Some talk lightly of these things that are passing as of mere ebullitions that cannot fail to be quelled; but where is the power to quell, the power to charm these serpents, to humanize these savages? Gone from the kings of the earth, who have abjured the aid of religion, who have expelled her from the schools and colleges, and repudiated her offices in the most solemn and tender relations of life. Gone from the philosophers of this century, who control the thoughts of millions by pandering freely to their passions, and whose first axiom is that everything that is natural is right. Gone from the timid politicians, whose precarious object is, not the happy and steady consolidation and progress of the state, but the maintenance of themselves and their creatures in office, and the increase of their hoarded fortunes. Gone, too, from the poets and artists, who should clothe truth and religion in dignified and attractive forms, but whose dearest aim is but to court popularity by encouraging vice. Gone, in a word, from all whose mission it is to raise and guide the people, simply because they find it more profitable to grovel with and follow them.

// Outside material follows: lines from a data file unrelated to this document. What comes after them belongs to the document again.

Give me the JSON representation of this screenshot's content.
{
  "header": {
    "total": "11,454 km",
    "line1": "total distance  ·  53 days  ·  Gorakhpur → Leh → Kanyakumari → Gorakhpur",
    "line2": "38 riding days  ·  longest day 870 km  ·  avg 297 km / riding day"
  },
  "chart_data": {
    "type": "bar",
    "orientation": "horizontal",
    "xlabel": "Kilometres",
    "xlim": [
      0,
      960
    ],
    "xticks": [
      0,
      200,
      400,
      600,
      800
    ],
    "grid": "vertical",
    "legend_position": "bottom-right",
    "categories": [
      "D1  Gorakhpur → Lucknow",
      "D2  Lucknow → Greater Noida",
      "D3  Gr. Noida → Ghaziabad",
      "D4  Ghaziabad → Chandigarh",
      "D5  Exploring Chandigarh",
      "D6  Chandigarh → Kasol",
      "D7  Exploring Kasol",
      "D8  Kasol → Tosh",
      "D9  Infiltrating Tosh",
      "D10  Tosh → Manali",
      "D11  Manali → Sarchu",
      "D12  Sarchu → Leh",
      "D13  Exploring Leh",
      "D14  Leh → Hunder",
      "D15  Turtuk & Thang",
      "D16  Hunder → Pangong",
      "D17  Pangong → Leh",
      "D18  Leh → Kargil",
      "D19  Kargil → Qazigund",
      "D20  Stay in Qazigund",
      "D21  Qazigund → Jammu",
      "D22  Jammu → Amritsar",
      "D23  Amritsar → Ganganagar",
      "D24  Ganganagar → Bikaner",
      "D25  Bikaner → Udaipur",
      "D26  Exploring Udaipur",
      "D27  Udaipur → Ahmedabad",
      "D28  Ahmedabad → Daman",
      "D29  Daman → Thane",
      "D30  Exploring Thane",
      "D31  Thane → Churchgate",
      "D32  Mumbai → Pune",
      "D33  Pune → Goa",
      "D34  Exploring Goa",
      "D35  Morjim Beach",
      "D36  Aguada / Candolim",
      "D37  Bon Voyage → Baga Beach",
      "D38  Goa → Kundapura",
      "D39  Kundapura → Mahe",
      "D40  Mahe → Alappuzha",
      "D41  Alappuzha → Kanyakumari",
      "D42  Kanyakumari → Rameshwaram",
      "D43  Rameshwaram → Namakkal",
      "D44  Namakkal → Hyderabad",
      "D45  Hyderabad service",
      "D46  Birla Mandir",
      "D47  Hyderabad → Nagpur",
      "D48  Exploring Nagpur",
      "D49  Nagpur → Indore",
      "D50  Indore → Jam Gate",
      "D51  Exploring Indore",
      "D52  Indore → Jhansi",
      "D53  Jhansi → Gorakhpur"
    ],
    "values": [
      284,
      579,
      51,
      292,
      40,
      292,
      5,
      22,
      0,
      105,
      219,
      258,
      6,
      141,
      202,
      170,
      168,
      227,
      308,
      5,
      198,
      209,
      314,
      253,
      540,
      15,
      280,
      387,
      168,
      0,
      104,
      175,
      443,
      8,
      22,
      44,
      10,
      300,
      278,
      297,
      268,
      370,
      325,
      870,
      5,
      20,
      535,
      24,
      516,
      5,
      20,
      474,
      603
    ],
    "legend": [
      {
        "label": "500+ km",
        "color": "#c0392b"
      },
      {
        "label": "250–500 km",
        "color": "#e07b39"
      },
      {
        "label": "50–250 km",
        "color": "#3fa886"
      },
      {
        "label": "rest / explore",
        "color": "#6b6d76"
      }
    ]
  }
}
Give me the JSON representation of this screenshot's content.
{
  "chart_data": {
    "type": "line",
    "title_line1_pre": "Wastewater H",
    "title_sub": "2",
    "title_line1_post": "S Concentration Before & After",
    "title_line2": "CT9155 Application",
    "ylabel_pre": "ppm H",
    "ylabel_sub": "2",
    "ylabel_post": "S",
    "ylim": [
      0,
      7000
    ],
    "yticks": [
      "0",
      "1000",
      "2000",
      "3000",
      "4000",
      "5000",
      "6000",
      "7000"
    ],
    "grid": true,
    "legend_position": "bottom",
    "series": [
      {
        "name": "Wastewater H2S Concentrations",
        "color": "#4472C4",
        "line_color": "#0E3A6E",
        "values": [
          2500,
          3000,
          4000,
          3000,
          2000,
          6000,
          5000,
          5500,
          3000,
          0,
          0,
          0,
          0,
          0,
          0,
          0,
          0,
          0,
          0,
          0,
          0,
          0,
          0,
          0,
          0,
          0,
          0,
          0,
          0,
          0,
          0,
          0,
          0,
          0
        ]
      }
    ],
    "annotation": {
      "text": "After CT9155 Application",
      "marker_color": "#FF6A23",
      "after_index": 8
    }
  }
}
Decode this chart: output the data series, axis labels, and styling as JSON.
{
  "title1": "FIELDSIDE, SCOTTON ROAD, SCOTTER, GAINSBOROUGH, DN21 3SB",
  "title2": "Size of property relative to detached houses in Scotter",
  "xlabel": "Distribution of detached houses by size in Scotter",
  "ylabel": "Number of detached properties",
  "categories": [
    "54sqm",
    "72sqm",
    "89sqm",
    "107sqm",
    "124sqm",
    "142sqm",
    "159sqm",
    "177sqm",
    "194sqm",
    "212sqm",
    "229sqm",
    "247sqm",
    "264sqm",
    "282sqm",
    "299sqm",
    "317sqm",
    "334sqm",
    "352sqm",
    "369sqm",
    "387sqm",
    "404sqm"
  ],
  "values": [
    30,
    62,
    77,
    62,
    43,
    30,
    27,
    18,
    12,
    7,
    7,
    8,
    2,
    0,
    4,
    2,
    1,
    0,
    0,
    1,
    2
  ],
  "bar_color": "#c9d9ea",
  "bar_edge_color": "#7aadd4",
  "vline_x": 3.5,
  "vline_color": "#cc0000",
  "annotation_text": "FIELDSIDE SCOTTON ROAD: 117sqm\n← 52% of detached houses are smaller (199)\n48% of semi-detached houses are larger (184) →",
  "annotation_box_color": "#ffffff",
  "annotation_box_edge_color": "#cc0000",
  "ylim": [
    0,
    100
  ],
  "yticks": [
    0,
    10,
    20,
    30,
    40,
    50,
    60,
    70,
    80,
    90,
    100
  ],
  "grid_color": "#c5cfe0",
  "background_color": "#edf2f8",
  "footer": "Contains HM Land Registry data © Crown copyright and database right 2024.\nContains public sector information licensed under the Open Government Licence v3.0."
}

And religion stands this day as our divine Lord stood centuries ago in the Garden of Gethsemani, with lukewarm and timid disciples in numbers, and with a Judas striving with honeyed words to betray her. The sword she may not use, nor any earthly weapon; for, if God would have it so, could he not send her twelve legions of angels? But no; she stands as he stood, unarmed; and when she preached with the voice of princes and commanded through the mouth of statesmen, no one attacked her, even as the Jews did not apprehend Jesus when he taught openly in the synagogue. But when worldly power was taken away, when concordats were broken, when heresy rose up in her midst, the enemies of the church fell upon her, and in their onslaught tore up kingdoms by the root and trampled order in the dust. The crushed ones look to her—"they shall look upon him they have pierced"—imploringly, but they had tied her hands, they had crippled her in the days of their triumph, and the deluge breaks over them and annihilates them, while it tosses the church on its turbid waves, and at each angry toss only lifts the Ark of the Covenant safer and higher toward heaven.
We may be only at the beginning of a scathing trial: we may be almost at its end. We have seen the blood of the martyrs flow once more; we have seen '71 rival '93, and the Mazas Prison reflect the Massacre des Carmes; elsewhere we see the spectre of blood not yet let loose, but hiding impatiently behind the spirit of sacrilege and spoliation. Perhaps this is the hour before the dawn; perhaps only the first watch of the night. But let us not think that the nineteenth century bears a charmed life, and that we dwellers in it have a prescriptive right to a safe and easy-going existence. We must be for the church, in her, with her of her; be hers in spirit and in truth, "not merely pause and hesitate at the threshold, or linger within the outer courts." This is the hour of conversions, for the next may be the hour of martyrdom. And above all, it is the hour for sound philosophy, that will lead us firmly by the hand into the haven of faith, and show us that, to be a good citizen, one has need to be a perfect Christian.
Truth is one; and just as water will rise to its own level, so all particles of truth will lead to the fountain of truth. The church has solved all problems, and fulfilled all yearnings, and realized all ideals long ago; and while men are seeking what they severally want, the church has offered it to thousands of their forefathers before they themselves were ever born to seek it.